Barely two weeks after successful launching of the Philippine participation to the 12th World Special Olympics with sports legend Nadia Comaneci, another Special Olympics personality makes a surprise visit to the country.
Dr. Timothy P. Shriver, chairman of the SO International, was in the country to promote his advocacy for the intellectually disabled to join some two million athletes from around the globe with the help of the country’s political, sports and business leaders and media.
Shriver is the brother in law of California Governor Arnold Schwarzenegger and nephew of the late US President John F. Kennedy.

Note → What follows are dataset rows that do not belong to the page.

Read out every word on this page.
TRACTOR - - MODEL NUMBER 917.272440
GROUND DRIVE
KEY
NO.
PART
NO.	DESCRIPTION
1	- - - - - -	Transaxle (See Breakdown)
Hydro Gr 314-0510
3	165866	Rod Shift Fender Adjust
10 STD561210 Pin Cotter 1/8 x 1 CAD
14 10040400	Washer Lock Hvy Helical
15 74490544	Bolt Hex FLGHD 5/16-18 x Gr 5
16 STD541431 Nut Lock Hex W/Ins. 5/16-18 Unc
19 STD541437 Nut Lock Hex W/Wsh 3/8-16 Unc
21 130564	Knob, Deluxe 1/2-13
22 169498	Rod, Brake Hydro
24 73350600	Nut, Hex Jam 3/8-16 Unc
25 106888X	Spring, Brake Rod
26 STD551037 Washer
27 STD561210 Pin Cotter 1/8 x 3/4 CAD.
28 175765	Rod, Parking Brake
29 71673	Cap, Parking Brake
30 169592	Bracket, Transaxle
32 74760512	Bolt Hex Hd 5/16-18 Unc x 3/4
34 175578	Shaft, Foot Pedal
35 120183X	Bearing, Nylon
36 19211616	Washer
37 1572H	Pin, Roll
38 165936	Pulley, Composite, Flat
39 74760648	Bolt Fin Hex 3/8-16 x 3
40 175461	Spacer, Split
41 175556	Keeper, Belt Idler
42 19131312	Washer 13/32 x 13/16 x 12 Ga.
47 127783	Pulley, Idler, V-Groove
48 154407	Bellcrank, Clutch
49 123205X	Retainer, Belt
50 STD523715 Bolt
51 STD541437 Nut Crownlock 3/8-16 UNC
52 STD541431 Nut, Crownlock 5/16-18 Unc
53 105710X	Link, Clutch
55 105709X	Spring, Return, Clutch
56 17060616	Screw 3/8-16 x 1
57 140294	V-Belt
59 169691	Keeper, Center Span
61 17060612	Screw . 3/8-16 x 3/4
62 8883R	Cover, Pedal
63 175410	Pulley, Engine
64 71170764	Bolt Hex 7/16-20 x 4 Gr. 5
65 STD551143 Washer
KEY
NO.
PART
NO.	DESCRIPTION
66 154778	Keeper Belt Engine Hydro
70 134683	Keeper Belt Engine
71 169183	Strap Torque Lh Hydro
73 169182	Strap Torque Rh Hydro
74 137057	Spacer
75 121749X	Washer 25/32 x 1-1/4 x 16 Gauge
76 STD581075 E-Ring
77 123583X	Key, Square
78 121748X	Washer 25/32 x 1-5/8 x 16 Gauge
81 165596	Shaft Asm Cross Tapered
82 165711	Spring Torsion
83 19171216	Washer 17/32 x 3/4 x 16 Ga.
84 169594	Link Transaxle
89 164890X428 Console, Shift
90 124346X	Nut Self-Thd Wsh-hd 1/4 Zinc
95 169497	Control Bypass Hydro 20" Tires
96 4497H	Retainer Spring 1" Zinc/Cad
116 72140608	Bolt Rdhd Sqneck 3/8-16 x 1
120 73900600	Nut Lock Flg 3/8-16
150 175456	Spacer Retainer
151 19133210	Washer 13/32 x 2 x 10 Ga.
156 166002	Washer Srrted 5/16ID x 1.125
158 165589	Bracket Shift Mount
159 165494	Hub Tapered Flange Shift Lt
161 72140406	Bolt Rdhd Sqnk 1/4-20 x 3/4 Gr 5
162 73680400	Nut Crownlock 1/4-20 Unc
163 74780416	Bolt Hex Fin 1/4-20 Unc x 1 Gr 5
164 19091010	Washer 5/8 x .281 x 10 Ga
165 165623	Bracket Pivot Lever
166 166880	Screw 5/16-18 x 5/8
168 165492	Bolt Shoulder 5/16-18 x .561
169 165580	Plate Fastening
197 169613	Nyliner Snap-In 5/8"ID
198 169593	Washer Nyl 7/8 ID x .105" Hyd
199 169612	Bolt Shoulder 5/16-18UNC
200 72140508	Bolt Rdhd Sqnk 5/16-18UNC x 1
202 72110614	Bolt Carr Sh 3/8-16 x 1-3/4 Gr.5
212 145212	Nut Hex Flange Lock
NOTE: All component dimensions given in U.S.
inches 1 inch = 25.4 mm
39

During his brief stay, Shriver got an audience with President Gloria Macapagal Arroyo and other government leaders. He conferred with Steve Hontiveros, secretary-general of the Philippines Olympic Committee and concurrent Federation Internationale des Quilleurs (FIQ) president.
Shriver also presented to media some of the athletes who will represent the country in the World Games in Shanghai, China, scheduled from September 28 to October 10. He was also briefed by SOP officials of the development in the country’s Special Olympics programs.
Shriver played in a special fun game tournament featuring some special athletes, national team members, SOP officials, members of media and sponsors. The event was organized by the Special Athletes Bowling Association headed by lawyer Gani Zulueta, Damaso Cruz Jr., Soledad Ng, Irene Silos and Cristy Gacuma.